Bicolored Striped-Sweat Bee - Agapostemon virescens
Most Bees are associated with colorations that sport prominent yellows and blacks, but they can actually come in a wider array of colors that one could possibly imagine. Today’s species is a lovely metallic green! Moreover, there are tropical Bees that are bright blue, purple, white, and even some with traces of red along their exoskeleton or in the from of hairs (which may or may not be fashioned into a Red Belt)! Genuinely, the coloration is astounding and beautiful, and it only makes the world of Bees that much more enticing to explore. That’s why for today’s post and the following post, this blog will showcase two particular green colored Bees which at first glance may resemble the fabled Jewel Wasp, but are in fact Bees from the family Halictidae. That’s a bit of mouthful, so we can instead call them by their common name: Sweat Bees, so named due to their attraction to sweat from the human body. As discussed in an older post featuring the Texas Striped Sweat Bee (A. texanus), sweat is a valuable source of salt for insects, so if an opportunity to collect salt directly from sweat arises, it is too great an opportunity to ignore. In fact, it’s better to get there first before other insects arrive and claim sweat for themselves. Although it sounds unnerving, the female Sweat Bee’s sting is fairly week, so even if you consider them a nuisance, they present no real threat to you if you’re walking or running in the park. In fact, allowing one to land on you may present you with a valuable opportunity to observe them in action.

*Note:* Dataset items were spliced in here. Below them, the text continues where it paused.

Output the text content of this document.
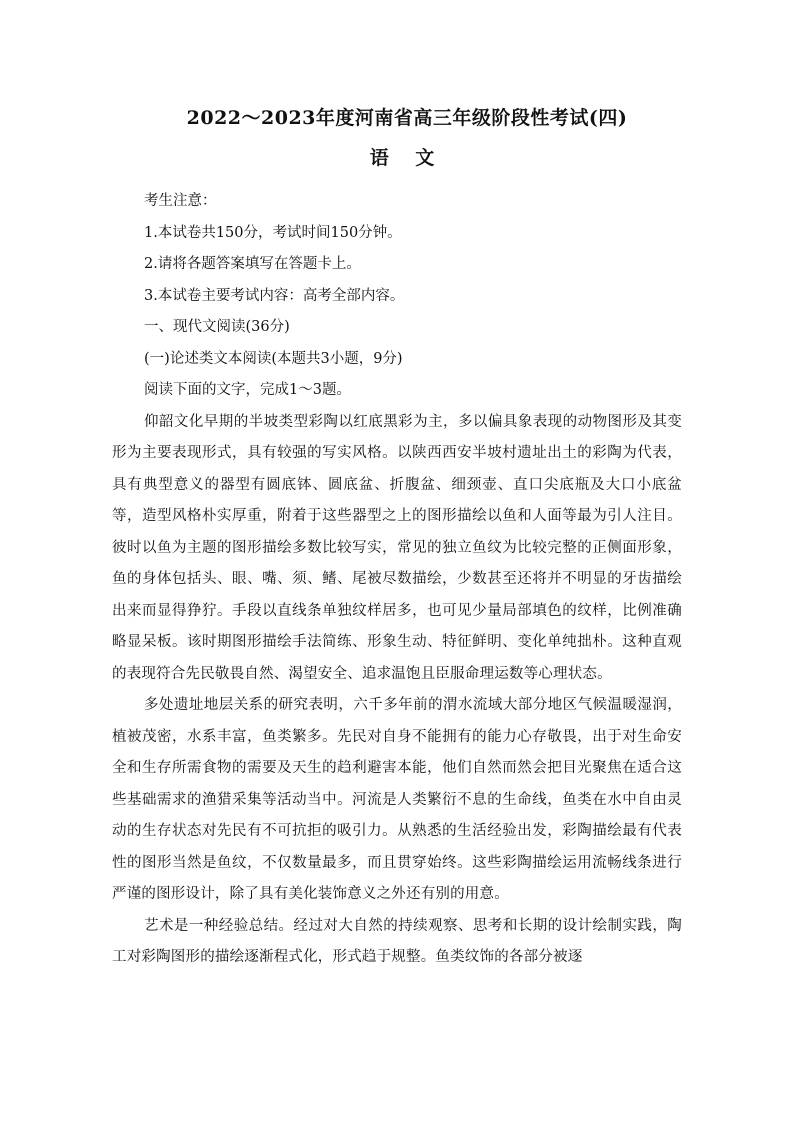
2022～2023年度河南省高三年级阶段性考试(四)
语 文

考生注意：

1.本试卷共150分，考试时间150分钟。

2.请将各题答案填写在答题卡上。

3.本试卷主要考试内容：高考全部内容。

一、现代文阅读(36分)

(一)论述类文本阅读(本题共3小题，9分)

阅读下面的文字，完成1～3题。

仰韶文化早期的半坡类型彩陶以红底黑彩为主，多以偏具象表现的动物图形及其变形为主要表现形式，具有较强的写实风格。以陕西西安半坡村遗址出土的彩陶为代表，具有典型意义的器型有圆底钵、圆底盆、折腹盆、细颈壶、直口尖底瓶及大口小底盆等，造型风格朴实厚重，附着于这些器型之上的图形描绘以鱼和人面等最为引人注目。彼时以鱼为主题的图形描绘多数比较写实，常见的独立鱼纹为比较完整的正侧面形象，鱼的身体包括头、眼、嘴、须、鳍、尾被尽数描绘，少数甚至还将并不明显的牙齿描绘出来而显得狰狞。手段以直线条单独纹样居多，也可见少量局部填色的纹样，比例准确略显呆板。该时期图形描绘手法简练、形象生动、特征鲜明、变化单纯拙朴。这种直观的表现符合先民敬畏自然、渴望安全、追求温饱且臣服命理运数等心理状态。

多处遗址地层关系的研究表明，六千多年前的渭水流域大部分地区气候温暖湿润，植被茂密，水系丰富，鱼类繁多。先民对自身不能拥有的能力心存敬畏，出于对生命安全和生存所需食物的需要及天生的趋利避害本能，他们自然而然会把目光聚焦在适合这些基础需求的渔猎采集等活动当中。河流是人类繁衍不息的生命线，鱼类在水中自由灵动的生存状态对先民有不可抗拒的吸引力。从熟悉的生活经验出发，彩陶描绘最有代表性的图形当然是鱼纹，不仅数量最多，而且贯穿始终。这些彩陶描绘运用流畅线条进行严谨的图形设计，除了具有美化装饰意义之外还有别的用意。

艺术是一种经验总结。经过对大自然的持续观察、思考和长期的设计绘制实践，陶工对彩陶图形的描绘逐渐程式化，形式趋于规整。鱼类纹饰的各部分被逐
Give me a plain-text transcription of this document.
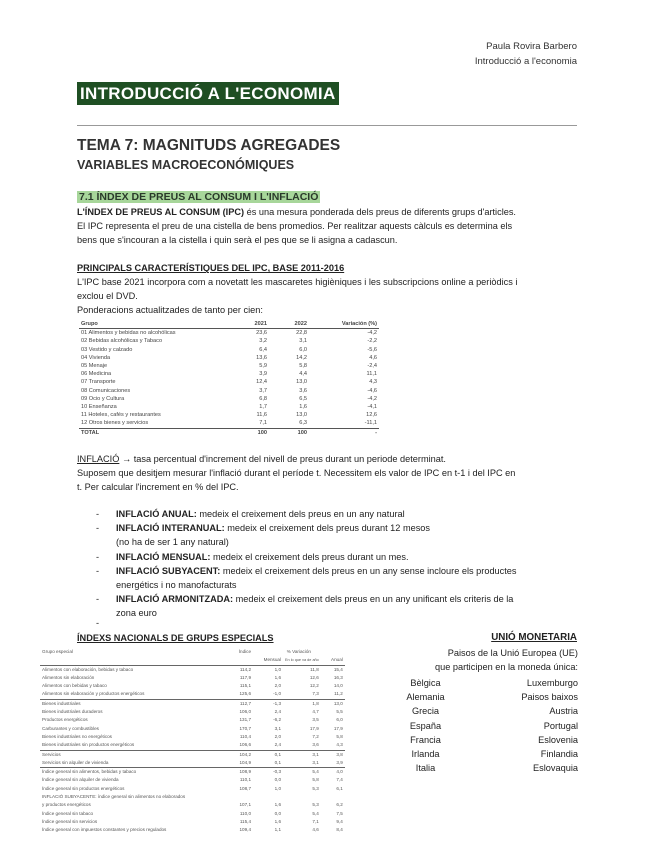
Paula Rovira Barbero
Introducció a l'economia
INTRODUCCIÓ A L'ECONOMIA
TEMA 7: MAGNITUDS AGREGADES
VARIABLES MACROECONÓMIQUES
7.1 ÍNDEX DE PREUS AL CONSUM I L'INFLACIÓ
L'ÍNDEX DE PREUS AL CONSUM (IPC) és una mesura ponderada dels preus de diferents grups d'articles.
El IPC representa el preu de una cistella de bens promedios. Per realitzar aquests càlculs es determina els
bens que s'incouran a la cistella i quin serà el pes que se li asigna a cadascun.
PRINCIPALS CARACTERÍSTIQUES DEL IPC, BASE 2011-2016
L'IPC base 2021 incorpora com a novetatt les mascaretes higièniques i les subscripcions online a periòdics i
exclou el DVD.
Ponderacions actualitzades de tanto per cien:
Grupo	2021	2022	Variación (%)
01 Alimentos y bebidas no alcohólicas	23,6	22,8	-4,2
02 Bebidas alcohólicas y Tabaco	3,2	3,1	-2,2
03 Vestido y calzado	6,4	6,0	-5,6
04 Vivienda	13,6	14,2	4,6
05 Menaje	5,9	5,8	-2,4
06 Medicina	3,9	4,4	11,1
07 Transporte	12,4	13,0	4,3
08 Comunicaciones	3,7	3,6	-4,6
09 Ocio y Cultura	6,8	6,5	-4,2
10 Enseñanza	1,7	1,6	-4,1
11 Hoteles, cafés y restaurantes	11,6	13,0	12,6
12 Otros bienes y servicios	7,1	6,3	-11,1
TOTAL	100	100	-
INFLACIÓ → tasa percentual d'increment del nivell de preus durant un periode determinat.
Suposem que desitjem mesurar l'inflació durant el període t. Necessitem els valor de IPC en t-1 i del IPC en
t. Per calcular l'increment en % del IPC.
- INFLACIÓ ANUAL: medeix el creixement dels preus en un any natural
- INFLACIÓ INTERANUAL: medeix el creixement dels preus durant 12 mesos
(no ha de ser 1 any natural)
- INFLACIÓ MENSUAL: medeix el creixement dels preus durant un mes.
- INFLACIÓ SUBYACENT: medeix el creixement dels preus en un any sense incloure els productes
energétics i no manofacturats
- INFLACIÓ ARMONITZADA: medeix el creixement dels preus en un any unificant els criteris de la
zona euro
-
ÍNDEXS NACIONALS DE GRUPS ESPECIALS
Grupo especial	Índice	% Variación		
		Mensual	En lo que va de año	Anual
Alimentos con elaboración, bebidas y tabaco	114,2	1,0	11,8	15,4
Alimentos sin elaboración	117,9	1,6	12,6	16,3
Alimentos con bebidas y tabaco	115,1	2,0	12,2	14,0
Alimentos sin elaboración y productos energéticos	125,6	-1,0	7,3	11,2
Bienes industriales	112,7	-1,3	1,8	13,0
Bienes industriales duraderos	106,0	2,4	4,7	5,5
Productos energéticos	131,7	-6,2	3,5	6,0
Carburantes y combustibles	170,7	3,1	17,9	17,9
Bienes industriales no energéticos	110,4	2,0	7,2	5,8
Bienes industriales sin productos energéticos	106,6	2,4	3,6	4,3
Servicios	104,2	0,1	3,1	3,8
Servicios sin alquiler de vivienda	104,9	0,1	3,1	3,9
Índice general sin alimentos, bebidas y tabaco	108,9	-0,3	5,4	4,0
Índice general sin alquiler de vivienda	110,1	0,0	5,8	7,4
Índice general sin productos energéticos	108,7	1,0	5,3	6,1
INFLACIÓ SUBYACENTE: índice general sin alimentos no elaborados				
y productos energéticos	107,1	1,6	5,3	6,2
Índice general sin tabaco	110,0	0,0	5,4	7,5
Índice general sin servicios	115,4	1,6	7,1	9,4
Índice general con impuestos constantes y precios regulados	109,4	1,1	4,6	8,4
UNIÓ MONETARIA
Paisos de la Unió Europea (UE)
que participen en la moneda única:
Bèlgica	Luxemburgo
Alemania	Paisos baixos
Grecia	Austria
España	Portugal
Francia	Eslovenia
Irlanda	Finlandia
Italia	Eslovaquia
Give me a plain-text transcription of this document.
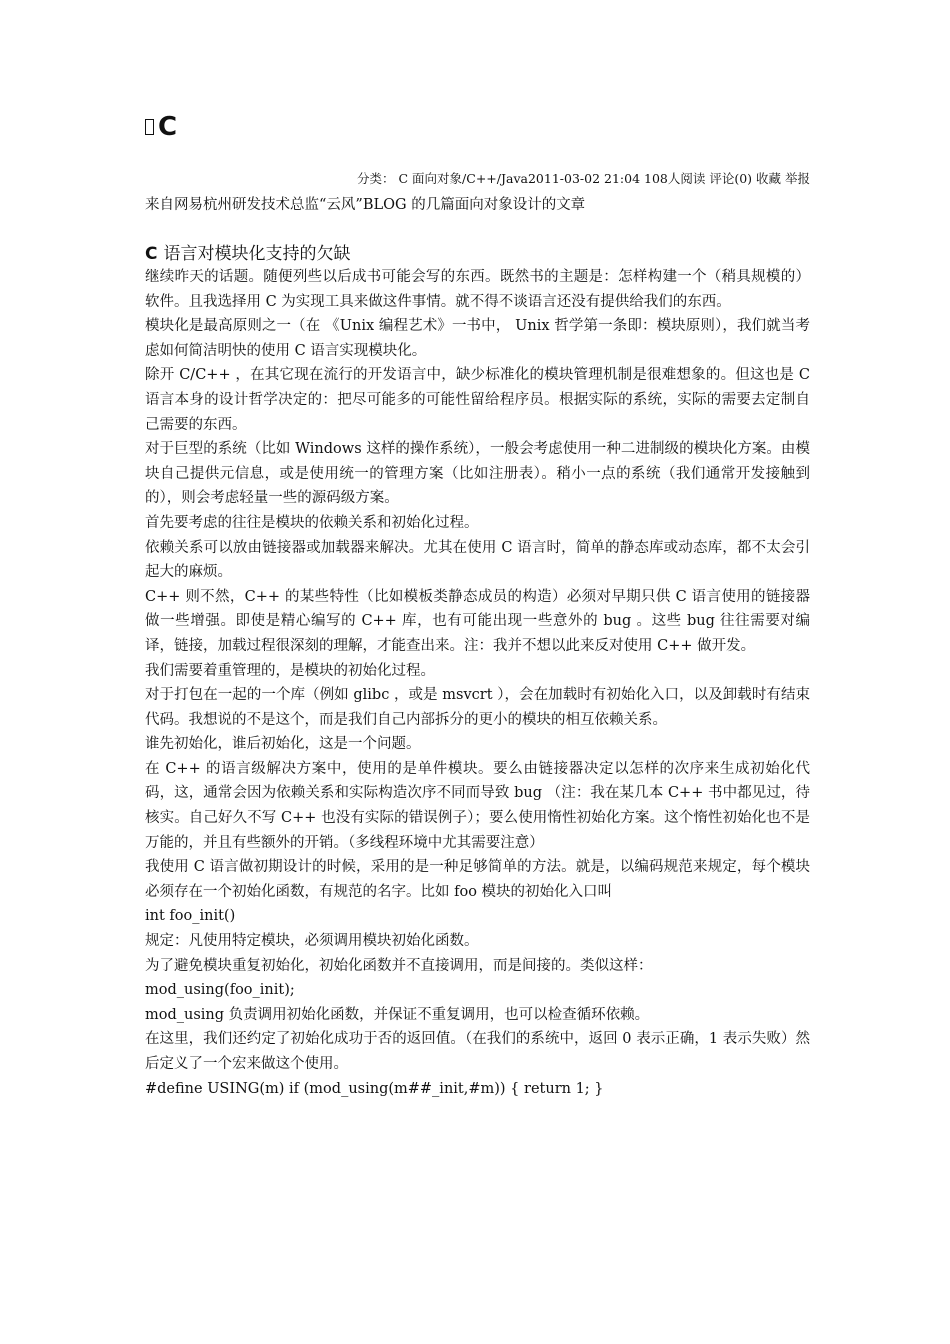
C
分类： C 面向对象/C++/Java2011-03-02 21:04 108人阅读 评论(0) 收藏 举报
来自网易杭州研发技术总监“云风”BLOG 的几篇面向对象设计的文章
C 语言对模块化支持的欠缺

继续昨天的话题。随便列些以后成书可能会写的东西。既然书的主题是：怎样构建一个（稍具规模的）软件。且我选择用 C 为实现工具来做这件事情。就不得不谈语言还没有提供给我们的东西。

模块化是最高原则之一（在 《Unix 编程艺术》一书中， Unix 哲学第一条即：模块原则），我们就当考虑如何简洁明快的使用 C 语言实现模块化。

除开 C/C++ ，在其它现在流行的开发语言中，缺少标准化的模块管理机制是很难想象的。但这也是 C 语言本身的设计哲学决定的：把尽可能多的可能性留给程序员。根据实际的系统，实际的需要去定制自己需要的东西。

对于巨型的系统（比如 Windows 这样的操作系统），一般会考虑使用一种二进制级的模块化方案。由模块自己提供元信息，或是使用统一的管理方案（比如注册表）。稍小一点的系统（我们通常开发接触到的），则会考虑轻量一些的源码级方案。

首先要考虑的往往是模块的依赖关系和初始化过程。

依赖关系可以放由链接器或加载器来解决。尤其在使用 C 语言时，简单的静态库或动态库，都不太会引起大的麻烦。

C++ 则不然，C++ 的某些特性（比如模板类静态成员的构造）必须对早期只供 C 语言使用的链接器做一些增强。即使是精心编写的 C++ 库，也有可能出现一些意外的 bug 。这些 bug 往往需要对编译，链接，加载过程很深刻的理解，才能查出来。注：我并不想以此来反对使用 C++ 做开发。

我们需要着重管理的，是模块的初始化过程。

对于打包在一起的一个库（例如 glibc ，或是 msvcrt ），会在加载时有初始化入口，以及卸载时有结束代码。我想说的不是这个，而是我们自己内部拆分的更小的模块的相互依赖关系。

谁先初始化，谁后初始化，这是一个问题。

在 C++ 的语言级解决方案中，使用的是单件模块。要么由链接器决定以怎样的次序来生成初始化代码，这，通常会因为依赖关系和实际构造次序不同而导致 bug （注：我在某几本 C++ 书中都见过，待核实。自己好久不写 C++ 也没有实际的错误例子）；要么使用惰性初始化方案。这个惰性初始化也不是万能的，并且有些额外的开销。（多线程环境中尤其需要注意）

我使用 C 语言做初期设计的时候，采用的是一种足够简单的方法。就是，以编码规范来规定，每个模块必须存在一个初始化函数，有规范的名字。比如 foo 模块的初始化入口叫

int foo_init()

规定：凡使用特定模块，必须调用模块初始化函数。

为了避免模块重复初始化，初始化函数并不直接调用，而是间接的。类似这样：

mod_using(foo_init);

mod_using 负责调用初始化函数，并保证不重复调用，也可以检查循环依赖。

在这里，我们还约定了初始化成功于否的返回值。（在我们的系统中，返回 0 表示正确，1 表示失败）然后定义了一个宏来做这个使用。

#define USING(m) if (mod_using(m##_init,#m)) { return 1; }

While a nearby Sweat Bee would be interesting, it’s worth nothing that you shouldn’t count on them landing on you, even if you actively seek them out as these insects are very skittish and eager to escape a perceived threat. From my experience, aside from observing them on flowers, it’s better to sit down after some physical activity and let them come to you. Of course, sweat isn’t all they consume as a part of their diet. These Bees do as most other Hymenopterans do and supplement their diet using nectar and pollen from a wide variety of flowers. This individual has a lot of surface area to cover on this echinacea flower, and plenty to feast on as a result. Female Bicolored Bees need to gather what they can to provision their nests and the larvae within. In a similar manner to Digger Wasps, they also nest in the ground and have earthen cells that contain their burgeoning larvae. Unlike those predacious insects, however, these diligent Bees line their cells with gathered pollen instead of paralyzed insects or spiders. It’s quite an interesting ecological niche that these Bees have going on. As well, while the aforementioned Digger Wasps are solitary hunters, Sweat Bees such as this one may join forces and cooperate socially within a single burrow. It’s not quite an insect colony in terms of eusocial structuring; there are no castes or delegation of labor, nor is there honey to be made. It’s simply a potential handful of individuals cooperating under one soil-covered roof, and that cooperation can make potentially make nest construction and maintenance much more economic...especially since Sweat Bees won’t be carnivorously hunting for their food.